There shall be three classes of members:
(a)
Regular Mortgage Banker Members and Regular Mortgage
Broker Members - A regular member is defined as one
who qualifies under Article II, Section 1 (a), above.
(b)
Affiliate Members - An affiliate member is
defined as those who qualify under Article II, Section 1 (b
- j), above, and does not qualify as a regular member. No
member who qualifies as a regular member may be an affiliate
member.
(c)
Honorary Members - Anything in these By-Laws to
the contrary notwithstanding, the Board may, at its
discretion, elect to membership any firm or person whom such
Board feels deserving of membership for honorary purposes.
Such election shall be by an affirmative vote of
three-fourths of the entire Board at any of its regular or
special meetings. Such membership shall have no vote and
shall not be liable for dues.
Section 3.
Anyone who qualifies in
Section 1 above shall be considered for membership only when
proposed in writing by two members in good standing.
Candidates for membership shall submit to the Membership
Committee such information as the Membership Committee may
require. In addition to submitting the required information
the candidate must also submit any dues and fees that are
required. That Committee shall recommend candidates
approved by the Committee to the Board at any regular or
special meeting of the Board. An affirmative vote of
two-thirds of the Board of Governors present shall be
necessary for election. The Executive Director or the
Secretary of the Association shall notify each candidate
promptly of his/her election or rejection.
Section 4.
Only Regular and Affiliate Members may serve on the Board
and/or as officers of the Association and may vote in such
capacity.
Section 5.
Any membership may be terminated, not renewed or suspended
by the Board at any regular meeting or at a special meeting
called for such purpose, for due cause as determined by the
Board, upon three-fourths vote of the entire Board.
Section 6.
No member shall be liable
either jointly or separately for the debts of the
Association.
Section 7.
Each regular member and
affiliate member shall be entitled to one vote at the annual
meeting. Members, other than individuals, shall appoint an
officer or partner to be their representative and to cast
his/her ballot at meetings.
Section 8.
Voting at the membership meetings shall be by voice vote
unless otherwise ordered by the President.
ARTICLE
III
DUES
Section 1.
The Board shall fix the dues for Regular Members and
Affiliate Members from time to time. Annual dues and
application fees shall be payable within thirty (30) days
after billing.
Section 2.
New Members may be required
to pay an application fee as fixed by the Board from time to
time.
Section 3.
Members approved for
membership between June 1st and November
30th shall pay a full year’s dues. Members
joining the Association after November 30th shall
pay one half the annual dues.
Section 4.
Any member failing to pay their dues within thirty (30) days
after billing shall be considered delinquent. Failure to
pay any indebtedness, including dues to the Association
after sixty (60) days shall be sufficient cause for the
Board to thereupon demand the forfeiture of the membership
in arrears. Such forfeiture shall not in any way relieve
said member from responsibility to the Association for their
indebtedness.
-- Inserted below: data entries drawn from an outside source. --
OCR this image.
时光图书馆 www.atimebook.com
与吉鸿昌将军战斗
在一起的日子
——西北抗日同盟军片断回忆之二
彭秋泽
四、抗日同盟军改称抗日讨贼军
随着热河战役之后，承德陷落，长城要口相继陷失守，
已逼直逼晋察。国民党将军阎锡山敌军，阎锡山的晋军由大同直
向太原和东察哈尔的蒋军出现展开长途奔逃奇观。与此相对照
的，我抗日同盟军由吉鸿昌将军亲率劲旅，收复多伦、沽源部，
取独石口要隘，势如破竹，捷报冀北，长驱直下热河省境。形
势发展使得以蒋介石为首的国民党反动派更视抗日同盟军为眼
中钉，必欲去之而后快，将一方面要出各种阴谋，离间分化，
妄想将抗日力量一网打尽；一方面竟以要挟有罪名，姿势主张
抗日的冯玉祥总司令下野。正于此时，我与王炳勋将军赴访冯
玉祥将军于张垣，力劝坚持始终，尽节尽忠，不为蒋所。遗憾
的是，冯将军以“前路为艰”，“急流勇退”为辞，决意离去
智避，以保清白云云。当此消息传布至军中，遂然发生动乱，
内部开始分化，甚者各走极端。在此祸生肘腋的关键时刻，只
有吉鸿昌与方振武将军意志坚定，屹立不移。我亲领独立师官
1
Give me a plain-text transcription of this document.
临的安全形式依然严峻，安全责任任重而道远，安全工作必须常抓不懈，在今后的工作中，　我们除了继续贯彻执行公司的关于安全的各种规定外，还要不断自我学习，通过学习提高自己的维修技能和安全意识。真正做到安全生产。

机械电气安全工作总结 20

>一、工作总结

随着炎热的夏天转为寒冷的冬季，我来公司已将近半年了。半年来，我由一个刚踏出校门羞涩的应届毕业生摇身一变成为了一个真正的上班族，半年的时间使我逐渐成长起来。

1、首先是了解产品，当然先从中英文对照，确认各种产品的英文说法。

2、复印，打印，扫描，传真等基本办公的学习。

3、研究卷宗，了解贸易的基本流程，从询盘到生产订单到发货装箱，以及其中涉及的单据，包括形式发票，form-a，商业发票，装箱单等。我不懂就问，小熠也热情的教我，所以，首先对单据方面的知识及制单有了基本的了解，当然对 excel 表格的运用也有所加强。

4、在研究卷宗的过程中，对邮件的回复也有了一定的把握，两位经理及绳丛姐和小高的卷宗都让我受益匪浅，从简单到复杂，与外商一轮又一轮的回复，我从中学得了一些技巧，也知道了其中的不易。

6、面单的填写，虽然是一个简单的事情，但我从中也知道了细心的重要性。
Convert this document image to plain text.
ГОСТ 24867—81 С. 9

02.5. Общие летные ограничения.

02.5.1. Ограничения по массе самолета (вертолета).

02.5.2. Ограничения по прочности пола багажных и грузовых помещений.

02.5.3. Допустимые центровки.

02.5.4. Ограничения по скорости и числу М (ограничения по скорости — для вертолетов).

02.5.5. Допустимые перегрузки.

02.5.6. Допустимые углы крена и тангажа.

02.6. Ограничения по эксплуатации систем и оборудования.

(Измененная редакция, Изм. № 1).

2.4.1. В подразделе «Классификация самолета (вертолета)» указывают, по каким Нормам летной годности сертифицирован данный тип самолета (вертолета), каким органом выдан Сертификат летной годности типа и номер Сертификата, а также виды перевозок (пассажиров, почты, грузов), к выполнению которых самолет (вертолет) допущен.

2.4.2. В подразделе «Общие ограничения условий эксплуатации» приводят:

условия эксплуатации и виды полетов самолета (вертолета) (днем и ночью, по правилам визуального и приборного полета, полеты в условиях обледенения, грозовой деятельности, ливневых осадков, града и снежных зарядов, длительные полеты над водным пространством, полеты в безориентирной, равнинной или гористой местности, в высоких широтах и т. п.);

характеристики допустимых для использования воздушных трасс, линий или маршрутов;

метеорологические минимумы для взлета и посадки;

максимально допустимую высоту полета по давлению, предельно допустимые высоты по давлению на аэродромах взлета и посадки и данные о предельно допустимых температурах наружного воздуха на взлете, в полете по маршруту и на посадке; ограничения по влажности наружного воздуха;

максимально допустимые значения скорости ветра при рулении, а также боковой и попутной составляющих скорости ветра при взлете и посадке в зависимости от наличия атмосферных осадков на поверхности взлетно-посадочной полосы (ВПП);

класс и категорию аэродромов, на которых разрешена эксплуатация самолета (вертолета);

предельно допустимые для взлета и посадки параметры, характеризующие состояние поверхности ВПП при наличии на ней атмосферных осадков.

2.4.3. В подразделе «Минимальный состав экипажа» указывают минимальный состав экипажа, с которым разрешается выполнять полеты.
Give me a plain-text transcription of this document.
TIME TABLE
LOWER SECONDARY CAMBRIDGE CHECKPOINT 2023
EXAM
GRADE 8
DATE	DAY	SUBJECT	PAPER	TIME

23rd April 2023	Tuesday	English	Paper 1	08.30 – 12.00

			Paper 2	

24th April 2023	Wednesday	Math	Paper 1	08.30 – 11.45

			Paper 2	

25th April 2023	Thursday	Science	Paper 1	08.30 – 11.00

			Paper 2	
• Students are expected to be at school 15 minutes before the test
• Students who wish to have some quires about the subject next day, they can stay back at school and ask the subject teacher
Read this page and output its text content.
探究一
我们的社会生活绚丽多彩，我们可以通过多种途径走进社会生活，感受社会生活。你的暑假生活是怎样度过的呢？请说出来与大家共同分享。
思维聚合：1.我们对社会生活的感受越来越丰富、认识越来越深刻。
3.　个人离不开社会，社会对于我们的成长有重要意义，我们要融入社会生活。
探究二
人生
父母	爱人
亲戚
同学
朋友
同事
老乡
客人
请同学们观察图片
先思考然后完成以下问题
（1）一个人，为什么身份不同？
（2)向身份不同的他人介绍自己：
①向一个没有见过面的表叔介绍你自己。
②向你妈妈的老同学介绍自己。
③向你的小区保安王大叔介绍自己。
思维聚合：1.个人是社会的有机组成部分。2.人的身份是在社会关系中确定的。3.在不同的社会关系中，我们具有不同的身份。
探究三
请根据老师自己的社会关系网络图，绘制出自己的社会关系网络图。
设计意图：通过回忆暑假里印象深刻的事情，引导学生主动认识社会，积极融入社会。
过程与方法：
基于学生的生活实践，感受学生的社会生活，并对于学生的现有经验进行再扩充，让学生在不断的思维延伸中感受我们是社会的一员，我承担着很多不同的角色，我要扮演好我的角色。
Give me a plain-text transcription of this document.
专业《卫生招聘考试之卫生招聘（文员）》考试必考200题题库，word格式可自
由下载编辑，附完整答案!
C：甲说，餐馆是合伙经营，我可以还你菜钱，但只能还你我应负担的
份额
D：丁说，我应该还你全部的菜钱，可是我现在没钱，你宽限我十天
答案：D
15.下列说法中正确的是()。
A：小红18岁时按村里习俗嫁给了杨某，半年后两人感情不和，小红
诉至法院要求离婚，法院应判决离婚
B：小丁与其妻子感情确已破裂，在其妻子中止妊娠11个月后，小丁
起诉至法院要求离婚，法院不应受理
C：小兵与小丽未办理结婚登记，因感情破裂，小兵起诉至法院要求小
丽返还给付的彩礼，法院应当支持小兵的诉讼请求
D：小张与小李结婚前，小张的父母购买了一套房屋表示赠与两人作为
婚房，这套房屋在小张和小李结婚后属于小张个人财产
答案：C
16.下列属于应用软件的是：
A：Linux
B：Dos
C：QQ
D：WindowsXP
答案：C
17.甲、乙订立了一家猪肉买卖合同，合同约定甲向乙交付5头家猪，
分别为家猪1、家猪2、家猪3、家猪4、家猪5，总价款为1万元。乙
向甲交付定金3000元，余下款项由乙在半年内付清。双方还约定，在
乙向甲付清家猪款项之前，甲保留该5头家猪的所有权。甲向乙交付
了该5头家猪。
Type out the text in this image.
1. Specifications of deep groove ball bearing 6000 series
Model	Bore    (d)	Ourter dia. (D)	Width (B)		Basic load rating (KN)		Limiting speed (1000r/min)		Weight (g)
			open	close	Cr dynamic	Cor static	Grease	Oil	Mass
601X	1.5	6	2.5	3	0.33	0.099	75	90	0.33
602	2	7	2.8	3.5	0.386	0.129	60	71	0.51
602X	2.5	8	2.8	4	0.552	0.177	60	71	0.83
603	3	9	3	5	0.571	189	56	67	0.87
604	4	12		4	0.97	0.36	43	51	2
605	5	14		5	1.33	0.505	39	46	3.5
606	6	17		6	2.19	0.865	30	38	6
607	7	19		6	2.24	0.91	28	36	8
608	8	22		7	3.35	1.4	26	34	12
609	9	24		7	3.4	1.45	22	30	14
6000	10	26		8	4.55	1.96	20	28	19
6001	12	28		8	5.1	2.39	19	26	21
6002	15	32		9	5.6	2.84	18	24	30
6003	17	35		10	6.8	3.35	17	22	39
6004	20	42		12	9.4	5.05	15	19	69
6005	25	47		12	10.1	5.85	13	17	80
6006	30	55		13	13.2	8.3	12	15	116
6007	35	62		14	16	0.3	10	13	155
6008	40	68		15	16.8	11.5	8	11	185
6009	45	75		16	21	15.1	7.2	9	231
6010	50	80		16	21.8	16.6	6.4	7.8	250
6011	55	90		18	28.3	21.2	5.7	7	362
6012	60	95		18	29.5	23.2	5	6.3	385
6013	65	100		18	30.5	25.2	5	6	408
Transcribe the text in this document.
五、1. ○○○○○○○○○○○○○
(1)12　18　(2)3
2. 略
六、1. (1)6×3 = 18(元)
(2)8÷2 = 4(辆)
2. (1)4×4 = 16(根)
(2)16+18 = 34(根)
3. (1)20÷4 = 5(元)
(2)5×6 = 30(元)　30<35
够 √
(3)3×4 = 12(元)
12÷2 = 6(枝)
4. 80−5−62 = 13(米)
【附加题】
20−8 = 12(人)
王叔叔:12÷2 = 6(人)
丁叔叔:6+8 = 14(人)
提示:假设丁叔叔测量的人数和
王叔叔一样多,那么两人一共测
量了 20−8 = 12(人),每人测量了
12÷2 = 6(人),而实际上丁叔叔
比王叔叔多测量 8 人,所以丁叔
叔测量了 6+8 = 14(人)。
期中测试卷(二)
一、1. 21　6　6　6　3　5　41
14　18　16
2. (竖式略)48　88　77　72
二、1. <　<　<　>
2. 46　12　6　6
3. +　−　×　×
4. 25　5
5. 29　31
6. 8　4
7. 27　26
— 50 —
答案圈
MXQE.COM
No member who is delinquent in the payment of
their dues shall be entitled to participate in any of the
proceedings of the Association.
ARTICLE IV
BOARD OF
GOVERNORS
Section 1.
A Board of Governors, the membership of which shall be
selected by the Regular and Affiliate Members of the
Association, shall manage the affairs of the Association.
Members of the Board of Governors may be regular or
affiliate members and shall consist of thirteen members.
The Board of Governors shall include:
a.
President –
The President will not be a regular voting member of the
Board but will cast a vote only to break a tie.
b.
President
Elect
c.
Secretary
d.
Treasurer
e.
Immediate Past
President
f.
Eight (8)
members at large
g.
The President,
President Elect, Secretary, Treasurer and the Immediate Past
President shall be elected to terms of one year. Members at
Large shall be elected for terms of two years and may
succeed themselves for an additional two-year term but in no
event can a Member at Large serve more than four years (two
2 year consecutive terms) without leaving the Board for at
least one year. The filling of any un-expired term will not
be considered when computing the amount of time a person may
serve as an officer or Member at Large.
Section 2.
The Board may fill any
vacancy on the Board by a vote of the majority of those
present at a regular meeting of the Board. The person so
elected shall hold office only until the expiration date of
the term of the member whose vacancy is being filled.
Section 3.
The President of the Association shall preside at meetings
of the Board. Such meetings shall be called at a time and
place designated by the President. Reasonable notice of
such meetings shall be given each member of the Board and a
majority of the Board shall constitute a quorum.
ARTICLE V
STANDING
COMMITTEES
Section 1.
Executive Committee – The
Executive Committee shall consist of the President,
President Elect, Secretary, Treasurer and Immediate Past
President.
The President shall be
the Chairperson of the Executive Committee.
A majority of the
members of the Executive Committee shall have full power to
transact all business of the Association when the Board is
not in session. The actions of the Executive Committee
shall be reported to and ratified by the Board at their next
regular meeting.
Section 2.
Nominating Committee
- The Nominating
Committee shall consist of as many members that are required
to perform its responsibilities and shall be responsible for
recruiting qualified candidates for the Board.
Section 3.
Ethics & Legislative
Committee – The Ethics & Legislative Committee shall consist
of not less than three (3) members and not more than seven
(7) members. This Committee shall be responsible for
working with state officials, the Association lobbyist,
Board members and members of the community and industry to
insure that Association members are kept aware of all
matters related to the mortgage industry that may affect
their operations. This Committee also will be responsible
for handling grievance matters.
Section 4.
Finance Committee – The finance committee shall consist of
the Treasurer and at least three (3) members of the
Association, one of which must be a member of the Board.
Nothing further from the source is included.